Des fosses communes datant de la Première guerre mondiale et contenant des dépouilles de soldats britanniques et australiens ont été découvertes dans le nord de la France. Des travaux d’excavation sont en cours et il est question d’identifier ces victimes de la Grande guerre à partir de leur ADN, plus de 90 ans après la fin de celle-ci.
Cette nouvelle est intéressante pour le Rwanda parce qu’alors que les moyens y manquent actuellement pour identifier les centaines de milliers de victimes du génocide et des massacres de 1994, on peut espérer qu’avec le temps les tests ADN seront plus accessibles.
On pourrait ainsi un jour clairement démontrer que des familles entières ont été massacrées au même endroit et au même moment puisque les résultats de ces tests établiront sans contestation possible les liens génétiques entre les victimes d’une même famille (la ré-inhumation à grande échelle dans des mémoriaux éloignés des lieux de massacre ne facilitera pas les choses mais faisons confiance au progrès de la science).
A contrario, des corps de victimes qui n’auront aucun rapport génétique avec les autres dépouilles présentes dans la même fosse commune pourront servir de piste pour confirmer ou infirmer les thèses non prouvées selon lesquelles des victimes d’exactions des troupes du Front patriotique rwandais y ont été dissimulées.
On ne pourra matériellement pas examiner tous les mémoriaux mais un échantillon pourra être déterminé dans certains cas pour lesquels des suspicions sérieuses existent.
À partir des témoignages d’habitants survivants et qui n’étaient pas visés par le génocide des Tutsis, on pourrait rapprocher l’ADN de personnes complètement « étrangères » à l’ADN des autres victimes (celles du génocide du Tutsi) avec des membres probables de leur famille.
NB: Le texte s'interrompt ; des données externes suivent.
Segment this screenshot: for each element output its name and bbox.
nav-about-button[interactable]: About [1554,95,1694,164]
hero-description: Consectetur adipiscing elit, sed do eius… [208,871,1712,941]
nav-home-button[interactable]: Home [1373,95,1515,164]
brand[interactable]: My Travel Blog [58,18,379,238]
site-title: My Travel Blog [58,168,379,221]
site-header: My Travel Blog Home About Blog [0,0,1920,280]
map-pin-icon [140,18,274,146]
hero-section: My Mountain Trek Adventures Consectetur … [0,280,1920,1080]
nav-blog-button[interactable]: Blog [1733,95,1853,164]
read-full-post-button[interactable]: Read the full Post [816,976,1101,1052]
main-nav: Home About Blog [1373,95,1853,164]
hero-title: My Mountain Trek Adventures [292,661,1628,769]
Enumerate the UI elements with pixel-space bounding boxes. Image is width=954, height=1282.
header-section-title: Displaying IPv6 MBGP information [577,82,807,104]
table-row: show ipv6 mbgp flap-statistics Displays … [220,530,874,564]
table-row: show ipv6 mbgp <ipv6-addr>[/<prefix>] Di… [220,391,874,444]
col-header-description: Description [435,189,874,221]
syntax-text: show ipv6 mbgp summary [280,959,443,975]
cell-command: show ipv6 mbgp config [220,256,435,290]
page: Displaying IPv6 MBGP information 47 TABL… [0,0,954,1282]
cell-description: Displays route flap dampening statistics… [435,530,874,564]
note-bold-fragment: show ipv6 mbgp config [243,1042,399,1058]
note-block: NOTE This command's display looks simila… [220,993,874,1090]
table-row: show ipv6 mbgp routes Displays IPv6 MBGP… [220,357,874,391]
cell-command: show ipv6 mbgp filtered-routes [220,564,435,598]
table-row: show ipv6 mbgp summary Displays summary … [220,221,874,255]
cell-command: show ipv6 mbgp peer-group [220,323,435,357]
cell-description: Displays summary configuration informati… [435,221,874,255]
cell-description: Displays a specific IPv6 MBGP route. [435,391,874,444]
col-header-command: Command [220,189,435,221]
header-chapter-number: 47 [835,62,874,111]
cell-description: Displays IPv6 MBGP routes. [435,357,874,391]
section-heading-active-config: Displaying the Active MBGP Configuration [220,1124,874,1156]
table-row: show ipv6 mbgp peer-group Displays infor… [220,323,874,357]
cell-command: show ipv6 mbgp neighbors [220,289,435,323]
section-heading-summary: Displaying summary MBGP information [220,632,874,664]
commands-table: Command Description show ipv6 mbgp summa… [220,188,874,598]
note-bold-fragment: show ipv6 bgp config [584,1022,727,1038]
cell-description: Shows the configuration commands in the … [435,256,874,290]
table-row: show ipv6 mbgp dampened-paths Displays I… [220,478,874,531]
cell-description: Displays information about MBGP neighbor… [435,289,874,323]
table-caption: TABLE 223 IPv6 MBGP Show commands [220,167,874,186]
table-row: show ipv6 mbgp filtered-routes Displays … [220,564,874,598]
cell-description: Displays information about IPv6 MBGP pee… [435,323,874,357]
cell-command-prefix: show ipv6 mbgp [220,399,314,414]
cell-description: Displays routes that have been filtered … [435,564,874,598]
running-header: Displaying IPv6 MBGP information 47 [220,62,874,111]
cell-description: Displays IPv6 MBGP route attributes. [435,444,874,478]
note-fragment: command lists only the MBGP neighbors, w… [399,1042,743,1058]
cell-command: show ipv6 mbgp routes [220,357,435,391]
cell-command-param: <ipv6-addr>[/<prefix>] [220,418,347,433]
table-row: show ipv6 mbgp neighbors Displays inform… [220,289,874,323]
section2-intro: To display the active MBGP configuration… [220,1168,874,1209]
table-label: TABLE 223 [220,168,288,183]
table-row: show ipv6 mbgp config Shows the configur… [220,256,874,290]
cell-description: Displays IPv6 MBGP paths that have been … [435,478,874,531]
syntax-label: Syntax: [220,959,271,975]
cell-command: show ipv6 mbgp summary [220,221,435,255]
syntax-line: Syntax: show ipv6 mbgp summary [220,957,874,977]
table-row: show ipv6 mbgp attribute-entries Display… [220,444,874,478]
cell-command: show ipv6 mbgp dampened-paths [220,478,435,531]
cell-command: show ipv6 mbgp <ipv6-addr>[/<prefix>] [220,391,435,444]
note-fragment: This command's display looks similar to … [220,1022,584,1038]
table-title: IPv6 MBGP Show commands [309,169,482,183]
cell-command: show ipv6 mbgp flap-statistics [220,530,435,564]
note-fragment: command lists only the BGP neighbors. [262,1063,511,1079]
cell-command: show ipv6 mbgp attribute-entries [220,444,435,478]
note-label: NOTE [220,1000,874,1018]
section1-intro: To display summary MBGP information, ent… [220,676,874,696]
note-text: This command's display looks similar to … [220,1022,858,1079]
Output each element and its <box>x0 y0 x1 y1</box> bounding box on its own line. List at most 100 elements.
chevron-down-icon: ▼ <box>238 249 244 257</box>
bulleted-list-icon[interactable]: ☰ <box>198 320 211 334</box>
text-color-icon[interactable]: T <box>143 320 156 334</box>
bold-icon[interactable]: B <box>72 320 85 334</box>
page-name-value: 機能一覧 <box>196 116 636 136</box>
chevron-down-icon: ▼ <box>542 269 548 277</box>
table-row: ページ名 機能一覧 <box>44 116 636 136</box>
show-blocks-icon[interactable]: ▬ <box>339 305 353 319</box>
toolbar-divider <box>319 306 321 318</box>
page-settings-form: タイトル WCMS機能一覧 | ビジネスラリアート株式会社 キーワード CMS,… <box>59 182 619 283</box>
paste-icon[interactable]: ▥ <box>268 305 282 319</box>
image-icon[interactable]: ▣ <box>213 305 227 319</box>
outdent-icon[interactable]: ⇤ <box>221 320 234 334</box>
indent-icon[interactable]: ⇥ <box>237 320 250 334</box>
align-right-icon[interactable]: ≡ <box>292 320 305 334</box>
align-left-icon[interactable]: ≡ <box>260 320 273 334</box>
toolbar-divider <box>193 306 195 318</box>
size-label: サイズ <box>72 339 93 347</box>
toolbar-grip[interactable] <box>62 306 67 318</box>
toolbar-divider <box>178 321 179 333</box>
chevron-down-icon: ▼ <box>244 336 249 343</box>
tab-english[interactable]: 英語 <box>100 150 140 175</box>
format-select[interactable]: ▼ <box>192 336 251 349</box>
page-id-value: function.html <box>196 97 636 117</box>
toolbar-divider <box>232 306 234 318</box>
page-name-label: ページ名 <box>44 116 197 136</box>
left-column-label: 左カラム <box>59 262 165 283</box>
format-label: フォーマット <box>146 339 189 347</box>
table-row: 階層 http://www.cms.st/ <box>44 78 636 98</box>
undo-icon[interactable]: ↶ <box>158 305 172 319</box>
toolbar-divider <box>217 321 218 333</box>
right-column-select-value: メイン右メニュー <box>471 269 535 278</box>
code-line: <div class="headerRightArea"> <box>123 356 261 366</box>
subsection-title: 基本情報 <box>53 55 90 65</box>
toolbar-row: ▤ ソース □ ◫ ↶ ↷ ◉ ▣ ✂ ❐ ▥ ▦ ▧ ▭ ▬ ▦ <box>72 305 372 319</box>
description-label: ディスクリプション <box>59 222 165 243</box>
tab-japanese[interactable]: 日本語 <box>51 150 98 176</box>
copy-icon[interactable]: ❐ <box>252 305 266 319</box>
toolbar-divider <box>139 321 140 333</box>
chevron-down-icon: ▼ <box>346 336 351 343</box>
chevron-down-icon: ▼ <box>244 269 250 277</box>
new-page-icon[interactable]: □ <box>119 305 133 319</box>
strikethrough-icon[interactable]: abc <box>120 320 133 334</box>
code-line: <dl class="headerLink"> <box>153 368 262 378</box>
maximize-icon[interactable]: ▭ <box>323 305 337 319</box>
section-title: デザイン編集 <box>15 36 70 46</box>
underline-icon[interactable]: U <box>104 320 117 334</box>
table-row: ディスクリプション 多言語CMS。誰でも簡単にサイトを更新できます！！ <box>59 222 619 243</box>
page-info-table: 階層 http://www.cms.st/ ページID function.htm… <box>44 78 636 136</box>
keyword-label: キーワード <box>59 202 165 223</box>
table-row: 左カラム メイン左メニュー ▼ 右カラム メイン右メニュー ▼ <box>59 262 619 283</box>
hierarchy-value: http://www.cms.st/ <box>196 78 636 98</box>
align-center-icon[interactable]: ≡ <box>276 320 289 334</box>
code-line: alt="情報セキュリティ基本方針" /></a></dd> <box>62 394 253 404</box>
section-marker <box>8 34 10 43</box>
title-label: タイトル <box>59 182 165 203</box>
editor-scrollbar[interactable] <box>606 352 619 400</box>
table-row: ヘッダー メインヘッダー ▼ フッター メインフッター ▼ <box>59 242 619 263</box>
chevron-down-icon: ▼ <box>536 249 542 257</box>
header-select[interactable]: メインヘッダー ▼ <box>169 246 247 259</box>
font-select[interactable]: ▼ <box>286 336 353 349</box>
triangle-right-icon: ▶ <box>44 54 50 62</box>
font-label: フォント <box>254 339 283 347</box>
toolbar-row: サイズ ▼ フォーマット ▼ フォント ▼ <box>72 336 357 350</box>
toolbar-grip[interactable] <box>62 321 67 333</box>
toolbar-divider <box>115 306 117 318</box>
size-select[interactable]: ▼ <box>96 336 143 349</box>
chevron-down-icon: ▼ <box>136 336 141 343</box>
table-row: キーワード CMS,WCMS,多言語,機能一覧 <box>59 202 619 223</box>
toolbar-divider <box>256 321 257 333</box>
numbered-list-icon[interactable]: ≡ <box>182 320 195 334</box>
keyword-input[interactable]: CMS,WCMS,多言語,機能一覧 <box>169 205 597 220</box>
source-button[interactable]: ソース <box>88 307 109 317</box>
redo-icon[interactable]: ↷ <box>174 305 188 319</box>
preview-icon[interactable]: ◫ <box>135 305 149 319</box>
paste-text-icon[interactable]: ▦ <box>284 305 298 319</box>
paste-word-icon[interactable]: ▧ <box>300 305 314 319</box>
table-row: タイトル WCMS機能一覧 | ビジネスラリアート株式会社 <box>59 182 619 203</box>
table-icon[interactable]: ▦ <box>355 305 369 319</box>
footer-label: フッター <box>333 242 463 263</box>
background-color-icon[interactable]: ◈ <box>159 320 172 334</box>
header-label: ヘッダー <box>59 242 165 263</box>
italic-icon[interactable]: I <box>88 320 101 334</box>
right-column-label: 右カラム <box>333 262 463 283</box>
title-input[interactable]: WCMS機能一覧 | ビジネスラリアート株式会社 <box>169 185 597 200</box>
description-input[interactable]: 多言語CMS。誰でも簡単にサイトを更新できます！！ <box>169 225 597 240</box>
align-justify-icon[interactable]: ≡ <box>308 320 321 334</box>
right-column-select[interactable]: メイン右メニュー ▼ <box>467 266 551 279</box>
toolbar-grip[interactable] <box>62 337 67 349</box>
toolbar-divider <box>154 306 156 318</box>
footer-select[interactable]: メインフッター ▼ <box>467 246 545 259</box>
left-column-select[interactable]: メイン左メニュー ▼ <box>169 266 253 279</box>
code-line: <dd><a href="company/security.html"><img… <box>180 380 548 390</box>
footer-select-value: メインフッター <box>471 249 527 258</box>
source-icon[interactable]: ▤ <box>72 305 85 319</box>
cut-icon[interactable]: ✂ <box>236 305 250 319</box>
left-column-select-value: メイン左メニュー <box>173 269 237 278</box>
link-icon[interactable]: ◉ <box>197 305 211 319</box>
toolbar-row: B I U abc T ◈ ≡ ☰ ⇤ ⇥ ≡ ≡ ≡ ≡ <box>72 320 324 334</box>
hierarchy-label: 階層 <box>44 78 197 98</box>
Mission impossible ? Les techniques en matière de test génétique et l’informatique font des progrès spectaculaires de sorte que ce qui se fait de plus en plus fréquemment dans les pays développés arrivera un jour prochain chez nous.
On pourra envisager que de tels examens soient aussi effectué dans des fosses communes au Congo où les liens entre membres d’une même famille pourront aussi être établis. Ce ne sera pas possible évidemment aux endroits où les corps auraient été déplacés ou incinérés.